The modern company was founded with the opening of its first major gallery in Jerusalem in the 1950s and has since expanded to Los Angeles, London, Hong Kong, and Seoul. In 2003, the Rodeo Drive LA gallery was honored by the City of Beverly Hills for its contribution to the arts in Los Angeles.

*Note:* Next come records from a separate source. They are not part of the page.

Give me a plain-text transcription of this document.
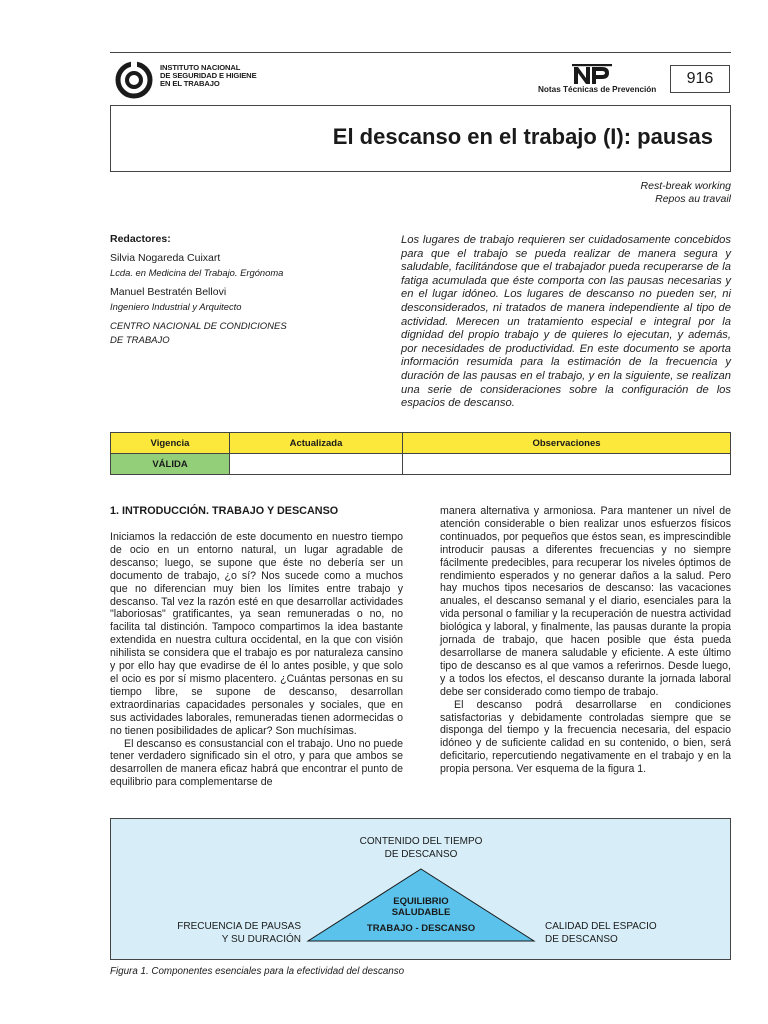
INSTITUTO NACIONAL
DE SEGURIDAD E HIGIENE
EN EL TRABAJO
Notas Técnicas de Prevención
916
El descanso en el trabajo (I): pausas
Rest-break working
Repos au travail
Redactores:
Silvia Nogareda Cuixart
Lcda. en Medicina del Trabajo. Ergónoma
Manuel Bestratén Bellovi
Ingeniero Industrial y Arquitecto
CENTRO NACIONAL DE CONDICIONES
DE TRABAJO
Los lugares de trabajo requieren ser cuidadosamente concebidos para que el trabajo se pueda realizar de manera segura y saludable, facilitándose que el trabajador pueda recuperarse de la fatiga acumulada que éste comporta con las pausas necesarias y en el lugar idóneo. Los lugares de descanso no pueden ser, ni desconsiderados, ni tratados de manera independiente al tipo de actividad. Merecen un tratamiento especial e integral por la dignidad del propio trabajo y de quieres lo ejecutan, y además, por necesidades de productividad. En este documento se aporta información resumida para la estimación de la frecuencia y duración de las pausas en el trabajo, y en la siguiente, se realizan una serie de consideraciones sobre la configuración de los espacios de descanso.
Vigencia	Actualizada	Observaciones
VÁLIDA		
1. INTRODUCCIÓN. TRABAJO Y DESCANSO

Iniciamos la redacción de este documento en nuestro tiempo de ocio en un entorno natural, un lugar agradable de descanso; luego, se supone que éste no debería ser un documento de trabajo, ¿o sí? Nos sucede como a muchos que no diferencian muy bien los límites entre trabajo y descanso. Tal vez la razón esté en que desarrollar actividades "laboriosas" gratificantes, ya sean remuneradas o no, no facilita tal distinción. Tampoco compartimos la idea bastante extendida en nuestra cultura occidental, en la que con visión nihilista se considera que el trabajo es por naturaleza cansino y por ello hay que evadirse de él lo antes posible, y que solo el ocio es por sí mismo placentero. ¿Cuántas personas en su tiempo libre, se supone de descanso, desarrollan extraordinarias capacidades personales y sociales, que en sus actividades laborales, remuneradas tienen adormecidas o no tienen posibilidades de aplicar? Son muchísimas.

El descanso es consustancial con el trabajo. Uno no puede tener verdadero significado sin el otro, y para que ambos se desarrollen de manera eficaz habrá que encontrar el punto de equilibrio para complementarse de

manera alternativa y armoniosa. Para mantener un nivel de atención considerable o bien realizar unos esfuerzos físicos continuados, por pequeños que éstos sean, es imprescindible introducir pausas a diferentes frecuencias y no siempre fácilmente predecibles, para recuperar los niveles óptimos de rendimiento esperados y no generar daños a la salud. Pero hay muchos tipos necesarios de descanso: las vacaciones anuales, el descanso semanal y el diario, esenciales para la vida personal o familiar y la recuperación de nuestra actividad biológica y laboral, y finalmente, las pausas durante la propia jornada de trabajo, que hacen posible que ésta pueda desarrollarse de manera saludable y eficiente. A este último tipo de descanso es al que vamos a referirnos. Desde luego, y a todos los efectos, el descanso durante la jornada laboral debe ser considerado como tiempo de trabajo.

El descanso podrá desarrollarse en condiciones satisfactorias y debidamente controladas siempre que se disponga del tiempo y la frecuencia necesaria, del espacio idóneo y de suficiente calidad en su contenido, o bien, será deficitario, repercutiendo negativamente en el trabajo y en la propia persona. Ver esquema de la figura 1.

CONTENIDO DEL TIEMPO
DE DESCANSO
EQUILIBRIO
SALUDABLE
TRABAJO - DESCANSO
FRECUENCIA DE PAUSAS
Y SU DURACIÓN
CALIDAD DEL ESPACIO
DE DESCANSO
Figura 1. Componentes esenciales para la efectividad del descanso
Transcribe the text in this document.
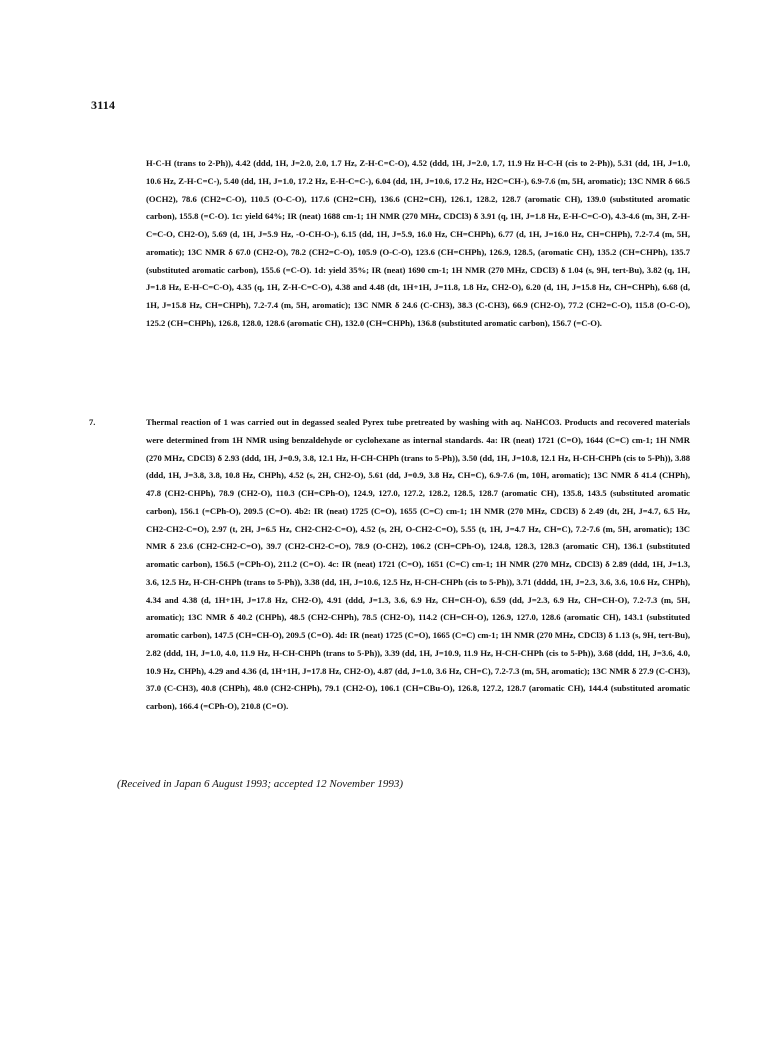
3114
H-C-H (trans to 2-Ph)), 4.42 (ddd, 1H, J=2.0, 2.0, 1.7 Hz, Z-H-C=C-O), 4.52 (ddd, 1H, J=2.0, 1.7, 11.9 Hz H-C-H (cis to 2-Ph)), 5.31 (dd, 1H, J=1.0, 10.6 Hz, Z-H-C=C-), 5.40 (dd, 1H, J=1.0, 17.2 Hz, E-H-C=C-), 6.04 (dd, 1H, J=10.6, 17.2 Hz, H2C=CH-), 6.9-7.6 (m, 5H, aromatic); 13C NMR δ 66.5 (OCH2), 78.6 (CH2=C-O), 110.5 (O-C-O), 117.6 (CH2=CH), 136.6 (CH2=CH), 126.1, 128.2, 128.7 (aromatic CH), 139.0 (substituted aromatic carbon), 155.8 (=C-O). 1c: yield 64%; IR (neat) 1688 cm-1; 1H NMR (270 MHz, CDCl3) δ 3.91 (q, 1H, J=1.8 Hz, E-H-C=C-O), 4.3-4.6 (m, 3H, Z-H-C=C-O, CH2-O), 5.69 (d, 1H, J=5.9 Hz, -O-CH-O-), 6.15 (dd, 1H, J=5.9, 16.0 Hz, CH=CHPh), 6.77 (d, 1H, J=16.0 Hz, CH=CHPh), 7.2-7.4 (m, 5H, aromatic); 13C NMR δ 67.0 (CH2-O), 78.2 (CH2=C-O), 105.9 (O-C-O), 123.6 (CH=CHPh), 126.9, 128.5, (aromatic CH), 135.2 (CH=CHPh), 135.7 (substituted aromatic carbon), 155.6 (=C-O). 1d: yield 35%; IR (neat) 1690 cm-1; 1H NMR (270 MHz, CDCl3) δ 1.04 (s, 9H, tert-Bu), 3.82 (q, 1H, J=1.8 Hz, E-H-C=C-O), 4.35 (q, 1H, Z-H-C=C-O), 4.38 and 4.48 (dt, 1H+1H, J=11.8, 1.8 Hz, CH2-O), 6.20 (d, 1H, J=15.8 Hz, CH=CHPh), 6.68 (d, 1H, J=15.8 Hz, CH=CHPh), 7.2-7.4 (m, 5H, aromatic); 13C NMR δ 24.6 (C-CH3), 38.3 (C-CH3), 66.9 (CH2-O), 77.2 (CH2=C-O), 115.8 (O-C-O), 125.2 (CH=CHPh), 126.8, 128.0, 128.6 (aromatic CH), 132.0 (CH=CHPh), 136.8 (substituted aromatic carbon), 156.7 (=C-O).
7.	Thermal reaction of 1 was carried out in degassed sealed Pyrex tube pretreated by washing with aq. NaHCO3. Products and recovered materials were determined from 1H NMR using benzaldehyde or cyclohexane as internal standards. 4a: IR (neat) 1721 (C=O), 1644 (C=C) cm-1; 1H NMR (270 MHz, CDCl3) δ 2.93 (ddd, 1H, J=0.9, 3.8, 12.1 Hz, H-CH-CHPh (trans to 5-Ph)), 3.50 (dd, 1H, J=10.8, 12.1 Hz, H-CH-CHPh (cis to 5-Ph)), 3.88 (ddd, 1H, J=3.8, 3.8, 10.8 Hz, CHPh), 4.52 (s, 2H, CH2-O), 5.61 (dd, J=0.9, 3.8 Hz, CH=C), 6.9-7.6 (m, 10H, aromatic); 13C NMR δ 41.4 (CHPh), 47.8 (CH2-CHPh), 78.9 (CH2-O), 110.3 (CH=CPh-O), 124.9, 127.0, 127.2, 128.2, 128.5, 128.7 (aromatic CH), 135.8, 143.5 (substituted aromatic carbon), 156.1 (=CPh-O), 209.5 (C=O). 4b2: IR (neat) 1725 (C=O), 1655 (C=C) cm-1; 1H NMR (270 MHz, CDCl3) δ 2.49 (dt, 2H, J=4.7, 6.5 Hz, CH2-CH2-C=O), 2.97 (t, 2H, J=6.5 Hz, CH2-CH2-C=O), 4.52 (s, 2H, O-CH2-C=O), 5.55 (t, 1H, J=4.7 Hz, CH=C), 7.2-7.6 (m, 5H, aromatic); 13C NMR δ 23.6 (CH2-CH2-C=O), 39.7 (CH2-CH2-C=O), 78.9 (O-CH2), 106.2 (CH=CPh-O), 124.8, 128.3, 128.3 (aromatic CH), 136.1 (substituted aromatic carbon), 156.5 (=CPh-O), 211.2 (C=O). 4c: IR (neat) 1721 (C=O), 1651 (C=C) cm-1; 1H NMR (270 MHz, CDCl3) δ 2.89 (ddd, 1H, J=1.3, 3.6, 12.5 Hz, H-CH-CHPh (trans to 5-Ph)), 3.38 (dd, 1H, J=10.6, 12.5 Hz, H-CH-CHPh (cis to 5-Ph)), 3.71 (dddd, 1H, J=2.3, 3.6, 3.6, 10.6 Hz, CHPh), 4.34 and 4.38 (d, 1H+1H, J=17.8 Hz, CH2-O), 4.91 (ddd, J=1.3, 3.6, 6.9 Hz, CH=CH-O), 6.59 (dd, J=2.3, 6.9 Hz, CH=CH-O), 7.2-7.3 (m, 5H, aromatic); 13C NMR δ 40.2 (CHPh), 48.5 (CH2-CHPh), 78.5 (CH2-O), 114.2 (CH=CH-O), 126.9, 127.0, 128.6 (aromatic CH), 143.1 (substituted aromatic carbon), 147.5 (CH=CH-O), 209.5 (C=O). 4d: IR (neat) 1725 (C=O), 1665 (C=C) cm-1; 1H NMR (270 MHz, CDCl3) δ 1.13 (s, 9H, tert-Bu), 2.82 (ddd, 1H, J=1.0, 4.0, 11.9 Hz, H-CH-CHPh (trans to 5-Ph)), 3.39 (dd, 1H, J=10.9, 11.9 Hz, H-CH-CHPh (cis to 5-Ph)), 3.68 (ddd, 1H, J=3.6, 4.0, 10.9 Hz, CHPh), 4.29 and 4.36 (d, 1H+1H, J=17.8 Hz, CH2-O), 4.87 (dd, J=1.0, 3.6 Hz, CH=C), 7.2-7.3 (m, 5H, aromatic); 13C NMR δ 27.9 (C-CH3), 37.0 (C-CH3), 40.8 (CHPh), 48.0 (CH2-CHPh), 79.1 (CH2-O), 106.1 (CH=CBu-O), 126.8, 127.2, 128.7 (aromatic CH), 144.4 (substituted aromatic carbon), 166.4 (=CPh-O), 210.8 (C=O).
(Received in Japan 6 August 1993; accepted 12 November 1993)
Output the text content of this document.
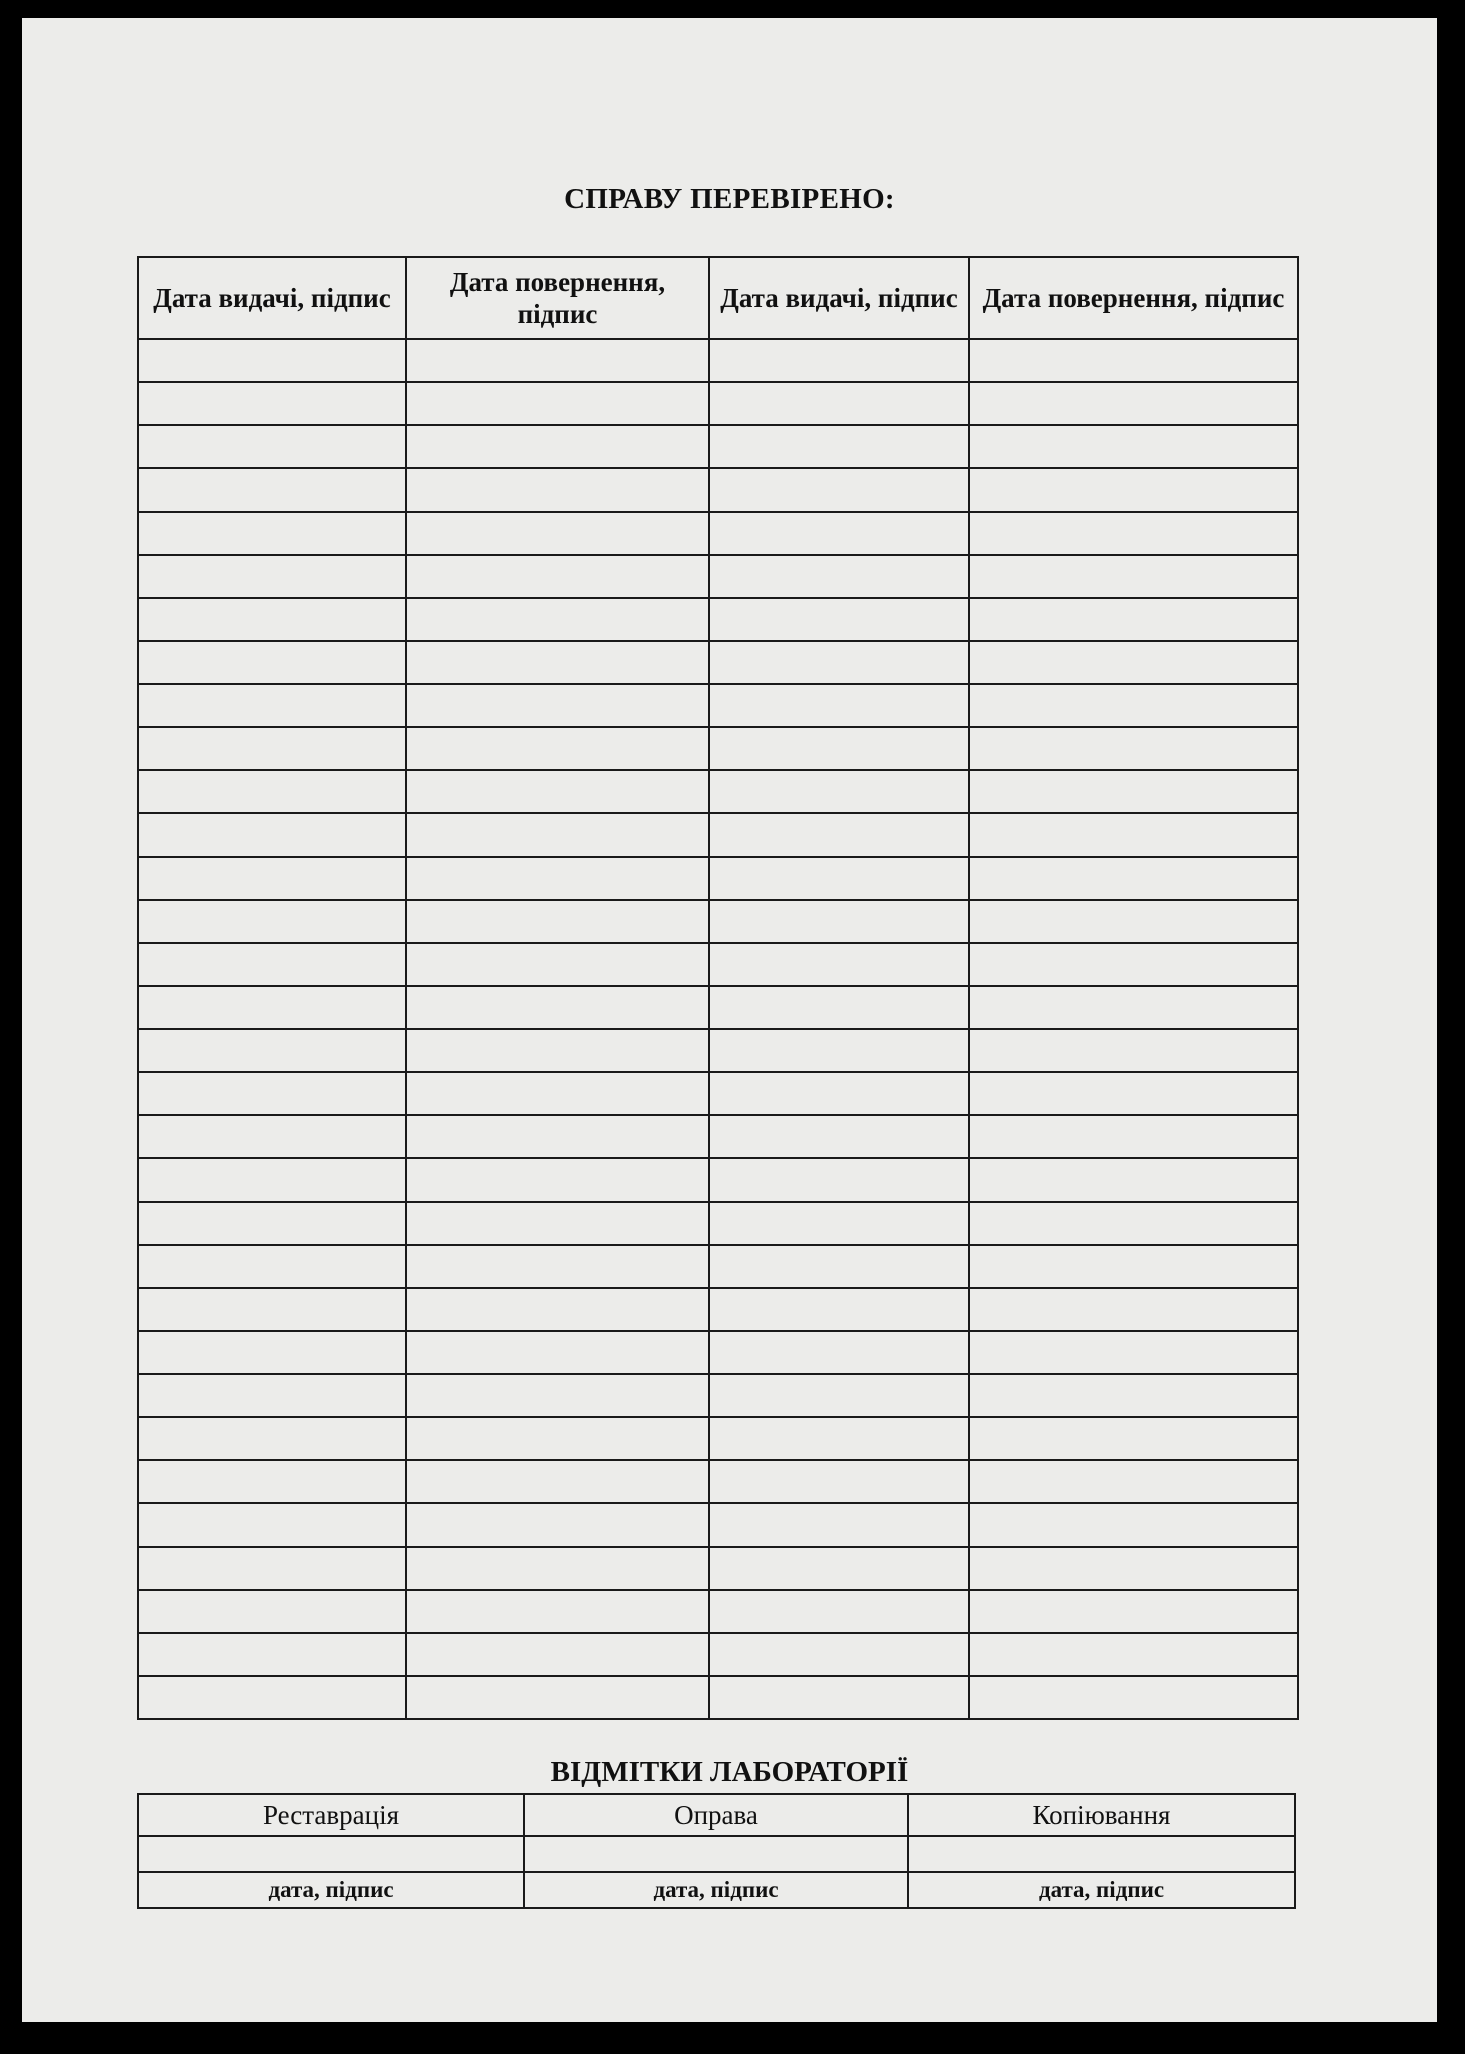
СПРАВУ ПЕРЕВІРЕНО:
Дата видачі, підпис	Дата повернення, підпис	Дата видачі, підпис	Дата повернення, підпис

ВІДМІТКИ ЛАБОРАТОРІЇ
Реставрація	Оправа	Копіювання

дата, підпис	дата, підпис	дата, підпис
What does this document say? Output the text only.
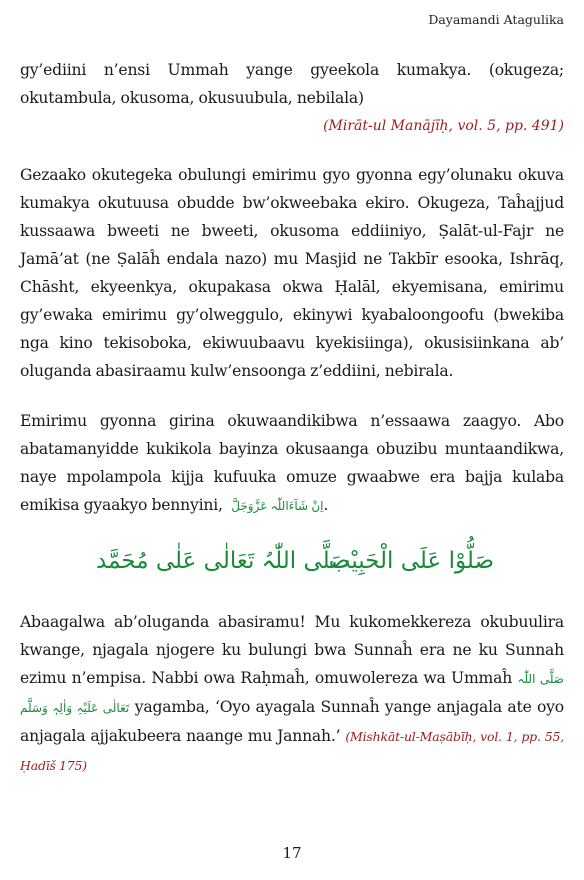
Dayamandi Atagulika

gy’ediini n’ensi Ummah yange gyeekola kumakya. (okugeza; okutambula, okusoma, okusuubula, nebilala)

(Mirāt-ul Manājīḥ, vol. 5, pp. 491)

Gezaako okutegeka obulungi emirimu gyo gyonna egy’olunaku okuva kumakya okutuusa obudde bw’okweebaka ekiro. Okugeza, Taĥajjud kussaawa bweeti ne bweeti, okusoma eddiiniyo, Ṣalāt-ul-Fajr ne Jamā’at (ne Ṣalāĥ endala nazo) mu Masjid ne Takbīr esooka, Ishrāq, Chāsht, ekyeenkya, okupakasa okwa Ḥalāl, ekyemisana, emirimu gy’ewaka emirimu gy’olweggulo, ekinywi kyabaloongoofu (bwekiba nga kino tekisoboka, ekiwuubaavu kyekisiinga), okusisiinkana ab’ oluganda abasiraamu kulw’ensoonga z’eddiini, nebirala.

Emirimu gyonna girina okuwaandikibwa n’essaawa zaagyo. Abo abatamanyidde kukikola bayinza okusaanga obuzibu muntaandikwa, naye mpolampola kijja kufuuka omuze gwaabwe era bajja kulaba emikisa gyaakyo bennyini, اِنْ شَآءَاللّٰہ عَزَّوَجَلَّ.

صَلُّوْا عَلَى الْحَبِیْب
صَلَّى اللّٰہُ تَعَالٰی عَلٰی مُحَمَّد

Abaagalwa ab’oluganda abasiramu! Mu kukomekkereza okubuulira kwange, njagala njogere ku bulungi bwa Sunnaĥ era ne ku Sunnah ezimu n’empisa. Nabbi owa Raḥmaĥ, omuwolereza wa Ummaĥ صَلَّى اللّٰہ تَعَالٰی عَلَیْہِ وَاٰلِہٖ وَسَلَّم yagamba, ‘Oyo ayagala Sunnaĥ yange anjagala ate oyo anjagala ajjakubeera naange mu Jannah.’ (Mishkāt-ul-Maṣābīḥ, vol. 1, pp. 55, Ḥadīš 175)

17
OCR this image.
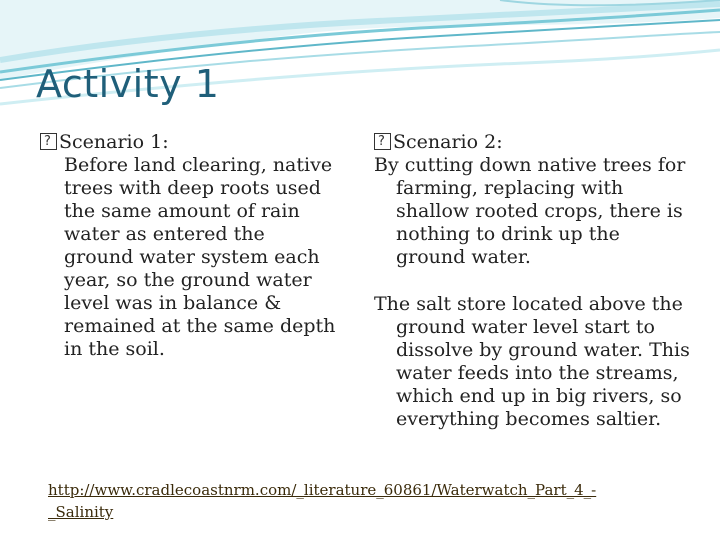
Activity 1
?Scenario 1:
Before land clearing, native trees with deep roots used the same amount of rain water as entered the ground water system each year, so the ground water level was in balance & remained at the same depth in the soil.
?Scenario 2:
By cutting down native trees for farming, replacing with shallow rooted crops, there is nothing to drink up the ground water.
The salt store located above the ground water level start to dissolve by ground water. This water feeds into the streams, which end up in big rivers, so everything becomes saltier.
http://www.cradlecoastnrm.com/_literature_60861/Waterwatch_Part_4_-_Salinity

In 2019, the Getty Museum acquired a sixteenth-century Armenian Gospel Book from the Barakat Gallery.

== Major exhibitions ==
- Beauty in the Ancient Americas: Pre-Columbian Aesthetics, Barakat Gallery Los Angeles, September 2017 to January 2018
- Closer, Barakat Gallery London, February 2019 to April 2019
- Bygone Empires, Barakat Gallery London, April 2019 to June 2019
- Unglazed, Barakat Gallery London, June 2019 to August 2019
- Islamic Masterpieces, Barakat Gallery Seoul, October 2023

== Stolen Buddha ==
In September 2023 a $1.5M Buddha was stolen from the Barakat Gallery in Los Angeles. A single thief allegedly maneuvered the 250-pound sculpture, dating from Japan's Edo Period, out of the Barakat Gallery's backyard and into a rental truck. The ancient buddha was recovered within a week.